77 Bloor Street West, Suite 600  Toronto, Ontario  M5S 1M2

416 489 8890  steve@benmor.com

Don’t Let Divorce Destroy Your Good Credit. Follow These 3 Steps 

By | - May 29, 2022

Steve Benmor is a recognized divorce lawyer, family mediator, arbitrator, speaker, writer and educator. Mr. Benmor has worked as lead counsel in many divorce trials, held many leadership positions in the legal community and has been regularly interviewed on television, radio and in newspapers as an expert in Family Law.

Separation and divorce are a time of upheaval that impact you, your family, your friends, and your future life plans. One impact of divorce that can go unnoticed is the impact on your credit score. Taking precautions during your divorce can prevent long-lasting damage to your credit.

In many relationships, spouses share living expenses. Which include joint finances, such as mortgages, bank and credit card accounts, car loans, or lines of credit. 

After separation, the financial institution does not automatically terminate the account. Excess withdrawals can be made and debt incurred by one or both spouses. If left unpaid, this can damage your credit rating. As a result, it prevents you from getting a loan or mortgage, leasing a car, or being approved for a tenancy in the future.  

Unfortunately, there are plenty of stories of a spouse going on a spending spree after separation using a joint line of credit or the other spouse’s credit card. 

Here are 3 steps you can take to protect your good credit in divorce.  

#1 Order a copy of your Credit Report from Equifax Canada.

This will give you an inventory of all accounts in your name, including joint accounts. 

#2 Discuss with your spouse the need to close joint accounts and terminate any credit facilities that you may use in each others’ names.

Your lives are no longer connected and your financial connections need to be separated as well. Regardless of what your divorce agreements may say, as long as both your names are on an open account, you are both legally responsible for it.
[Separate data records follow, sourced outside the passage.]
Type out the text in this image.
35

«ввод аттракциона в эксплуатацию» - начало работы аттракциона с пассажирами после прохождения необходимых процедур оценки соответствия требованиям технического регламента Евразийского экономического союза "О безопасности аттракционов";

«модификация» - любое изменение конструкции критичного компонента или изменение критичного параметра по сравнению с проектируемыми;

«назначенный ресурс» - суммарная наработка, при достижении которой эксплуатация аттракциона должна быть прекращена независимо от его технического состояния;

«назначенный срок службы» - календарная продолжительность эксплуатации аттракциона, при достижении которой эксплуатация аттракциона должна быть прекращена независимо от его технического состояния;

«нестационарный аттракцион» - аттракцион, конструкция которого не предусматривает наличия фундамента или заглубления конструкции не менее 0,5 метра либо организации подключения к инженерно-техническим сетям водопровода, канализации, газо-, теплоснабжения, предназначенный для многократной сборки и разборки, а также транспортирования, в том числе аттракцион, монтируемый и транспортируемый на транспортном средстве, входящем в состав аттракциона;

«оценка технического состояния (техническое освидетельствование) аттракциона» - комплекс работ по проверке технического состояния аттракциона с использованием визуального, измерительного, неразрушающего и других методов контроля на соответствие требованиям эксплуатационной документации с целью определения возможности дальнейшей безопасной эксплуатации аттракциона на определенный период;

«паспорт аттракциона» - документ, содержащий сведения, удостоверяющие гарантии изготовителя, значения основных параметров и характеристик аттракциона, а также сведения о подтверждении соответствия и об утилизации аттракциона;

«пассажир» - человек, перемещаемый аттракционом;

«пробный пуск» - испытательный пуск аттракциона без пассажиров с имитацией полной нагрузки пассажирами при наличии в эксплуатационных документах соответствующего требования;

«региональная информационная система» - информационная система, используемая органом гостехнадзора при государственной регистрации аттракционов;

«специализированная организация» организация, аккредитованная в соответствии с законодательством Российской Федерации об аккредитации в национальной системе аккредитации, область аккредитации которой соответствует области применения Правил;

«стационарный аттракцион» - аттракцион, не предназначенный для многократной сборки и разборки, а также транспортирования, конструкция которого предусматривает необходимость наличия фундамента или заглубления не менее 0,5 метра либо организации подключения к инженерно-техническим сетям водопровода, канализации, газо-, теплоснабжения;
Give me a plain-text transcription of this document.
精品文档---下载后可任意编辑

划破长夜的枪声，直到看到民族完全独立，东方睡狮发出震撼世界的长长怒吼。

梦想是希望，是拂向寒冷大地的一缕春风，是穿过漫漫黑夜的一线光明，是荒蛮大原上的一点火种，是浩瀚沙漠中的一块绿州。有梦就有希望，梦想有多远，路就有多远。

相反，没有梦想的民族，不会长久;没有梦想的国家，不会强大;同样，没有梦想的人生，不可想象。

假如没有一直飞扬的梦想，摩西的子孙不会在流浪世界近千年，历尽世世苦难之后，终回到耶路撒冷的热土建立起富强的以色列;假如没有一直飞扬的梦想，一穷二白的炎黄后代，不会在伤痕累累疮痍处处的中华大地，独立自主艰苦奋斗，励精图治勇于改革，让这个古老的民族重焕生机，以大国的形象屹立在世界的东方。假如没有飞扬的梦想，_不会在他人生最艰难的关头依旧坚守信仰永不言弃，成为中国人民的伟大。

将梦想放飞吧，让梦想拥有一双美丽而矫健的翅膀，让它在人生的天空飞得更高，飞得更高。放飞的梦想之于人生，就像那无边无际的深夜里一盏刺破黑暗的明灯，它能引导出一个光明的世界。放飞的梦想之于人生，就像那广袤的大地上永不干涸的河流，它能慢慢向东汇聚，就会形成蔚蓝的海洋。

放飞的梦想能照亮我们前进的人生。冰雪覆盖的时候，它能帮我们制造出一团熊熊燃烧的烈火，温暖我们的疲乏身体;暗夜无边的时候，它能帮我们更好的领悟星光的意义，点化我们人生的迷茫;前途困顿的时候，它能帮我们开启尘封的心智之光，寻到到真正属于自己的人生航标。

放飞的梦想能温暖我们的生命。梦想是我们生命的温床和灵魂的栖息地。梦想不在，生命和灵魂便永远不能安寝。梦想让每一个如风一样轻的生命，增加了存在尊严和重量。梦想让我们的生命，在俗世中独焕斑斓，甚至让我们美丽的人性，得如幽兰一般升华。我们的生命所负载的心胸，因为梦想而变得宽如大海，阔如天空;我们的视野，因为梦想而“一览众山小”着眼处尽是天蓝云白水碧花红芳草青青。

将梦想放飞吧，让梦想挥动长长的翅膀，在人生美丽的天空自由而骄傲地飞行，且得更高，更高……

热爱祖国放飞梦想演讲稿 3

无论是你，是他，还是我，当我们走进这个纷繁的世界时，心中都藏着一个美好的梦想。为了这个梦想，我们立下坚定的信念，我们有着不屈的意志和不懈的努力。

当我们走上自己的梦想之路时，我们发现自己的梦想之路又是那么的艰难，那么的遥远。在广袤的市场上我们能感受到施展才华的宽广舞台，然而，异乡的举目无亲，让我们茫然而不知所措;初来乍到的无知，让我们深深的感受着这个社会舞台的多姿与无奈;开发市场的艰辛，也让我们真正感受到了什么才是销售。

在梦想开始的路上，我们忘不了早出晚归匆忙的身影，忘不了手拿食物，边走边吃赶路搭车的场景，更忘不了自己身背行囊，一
If the spouse responsible under your agreement does not make payments, this will negatively impact both spouses’ credit scores. 

  • Be sure that you have severed all credit ties between you and your spouse. 
  • If an account can’t be paid off/closed off, contact the financial institution to see if it can be converted into an individual account.
  • Double-check with the financial institution to ensure that your spouse is not listed as an authorized user of accounts that may be in your name only. 

#3 Make new financial arrangements for ongoing mutual expenses until your divorce is finalized.

This can include opening up new individual accounts and setting up pre-authorized payments for expenses such as mortgage and utility expenses.

Even if all such expenses are paid by you alone, you will now have a separate account to prove what you paid in your divorce settlement and will avoid any surprises that could affect your credit rating. 

Divorce is a major shake-up. It will affect many parts of your life including your finances. But you don’t need to let it hurt your credit score.